Dr. Evan Ellis, research professor at the U.S. Army War College, sees China’s engagement as a calculated move to establish strategic support points that could serve both commercial and potential military purposes: “First of all, China’s engagement in the Caribbean is strategic, far beyond the economic interests that it pursues there.”
These concerns are far from abstract, with Chinese state-owned enterprises having donated military vehicles and equipment to Caribbean security forces, including police motorcycles in Guyana and uniforms for Jamaica’s Defense Force.
Though described as nonlethal aid, the symbolic and practical implications are significant: China is building long-term relationships with regional militaries, police forces, and political elites.
Diplomatic engagement has also accelerated. In January 2025, Chinese President Xi Jinping met with Grenada’s Prime Minister Dickon Mitchell and pledged deeper cooperation with Caribbean states. Around the same time, the Bahamas’ Prime Minister traveled to Beijing for the opening ceremony of the China-CELAC Forum.
These high-level meetings are now routine, offering Chinese leaders an opportunity to court allies in Washington’s traditional sphere of influence.
By contrast, Caribbean leaders often find themselves sidelined in Washington. “When Caribbean leaders go to Beijing, they get the red carpet,” says Lazarus. “In Washington, they’re often relegated to meetings with undersecretaries. Optics matter.”
With five of the 12 states in the world that continue to recognize Taiwan located in the Caribbean — those being Belize, Haiti, St. Vincent’s and the Grenadines, St. Kitts, and Saint Lucia — the region is also a battleground for Beijing’s ongoing campaign to diplomatically isolate Taipei. Dominica was among those aforementioned nations until 2004, when it broke ties with Taiwan in exchange for a $12 million aid package from Beijing. Since then, China has actively lobbied other Caribbean nations to follow suit, often targeting opposition parties and offering development assistance in return for diplomatic recognition.
Despite this, U.S. economic and diplomatic engagement is far from absent: Trade between the U.S. and Latin America and the Caribbean still surpasses China’s, and U.S. investments remain dominant in sectors like banking and tourism.

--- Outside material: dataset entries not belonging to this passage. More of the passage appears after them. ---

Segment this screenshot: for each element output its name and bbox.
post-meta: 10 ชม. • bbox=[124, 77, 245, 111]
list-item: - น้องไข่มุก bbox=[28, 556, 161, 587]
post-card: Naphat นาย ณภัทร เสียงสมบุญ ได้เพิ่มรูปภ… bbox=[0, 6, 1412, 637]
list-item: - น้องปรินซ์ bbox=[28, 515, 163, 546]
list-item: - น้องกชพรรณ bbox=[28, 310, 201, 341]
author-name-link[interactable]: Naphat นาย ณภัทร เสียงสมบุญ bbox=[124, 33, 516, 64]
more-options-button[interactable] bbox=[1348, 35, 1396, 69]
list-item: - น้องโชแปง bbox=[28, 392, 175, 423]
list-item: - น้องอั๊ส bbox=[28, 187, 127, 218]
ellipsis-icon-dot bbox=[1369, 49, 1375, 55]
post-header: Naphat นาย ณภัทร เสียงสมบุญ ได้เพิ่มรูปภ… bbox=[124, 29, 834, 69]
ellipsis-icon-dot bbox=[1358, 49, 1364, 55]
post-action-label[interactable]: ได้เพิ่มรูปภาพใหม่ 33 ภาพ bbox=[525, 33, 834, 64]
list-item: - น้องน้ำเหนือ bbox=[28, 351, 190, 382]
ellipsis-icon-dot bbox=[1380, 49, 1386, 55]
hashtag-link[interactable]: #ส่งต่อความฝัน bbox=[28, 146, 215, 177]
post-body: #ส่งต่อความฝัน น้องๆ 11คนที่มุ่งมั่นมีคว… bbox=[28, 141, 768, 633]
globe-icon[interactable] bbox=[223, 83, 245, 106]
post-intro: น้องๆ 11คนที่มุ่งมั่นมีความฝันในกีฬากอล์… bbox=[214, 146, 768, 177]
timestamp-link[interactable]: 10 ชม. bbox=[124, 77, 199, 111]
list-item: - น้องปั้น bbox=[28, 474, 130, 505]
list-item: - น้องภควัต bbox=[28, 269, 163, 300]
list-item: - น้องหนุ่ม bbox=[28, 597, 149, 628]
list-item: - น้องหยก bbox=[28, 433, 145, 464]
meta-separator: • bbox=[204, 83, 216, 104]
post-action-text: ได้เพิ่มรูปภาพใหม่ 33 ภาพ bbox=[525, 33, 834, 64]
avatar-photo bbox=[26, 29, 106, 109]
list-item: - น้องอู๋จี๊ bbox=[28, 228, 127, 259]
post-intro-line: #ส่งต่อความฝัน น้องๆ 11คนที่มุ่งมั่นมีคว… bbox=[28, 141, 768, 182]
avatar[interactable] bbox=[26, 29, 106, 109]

Meanwhile, the U.S. military’s Southern Command maintains defense partnerships with multiple Caribbean militaries and regularly conducts joint training exercises in the region, most notably the annual “Tradewinds” exercise, held every year since 1984.
Yet visibility matters, says Leland Lazarus. “The U.S. still outweighs China in terms of trade and investment, but I would argue that Chinese investments in the region are much more visible. You can’t really see some of the stuff that the US is doing, but you can see a road, or a bridge, and you can drive on them.”
Efforts to reassert U.S. influence are underway.
Secretary of State Marco Rubio made the Caribbean his first overseas stop in office, the first time in a century that an American top diplomat has done so. In May, he met with leaders from Saint Vincent, Dominica and other island nations, pledging renewed engagement and respect.
Still, analysts caution that a more consistent, respectful, and strategic approach will be needed to match Beijing’s momentum, as China embeds itself further in the region’s infrastructure, politics, and strategic calculus. As the U.S. and China jostle for influence in the Caribbean, Dominica offers a vivid case study: a small island caught in the currents of great-power competition, where the future of regional sovereignty and global alignment may be quietly shaped — one airport, one port, and one handshake at a time.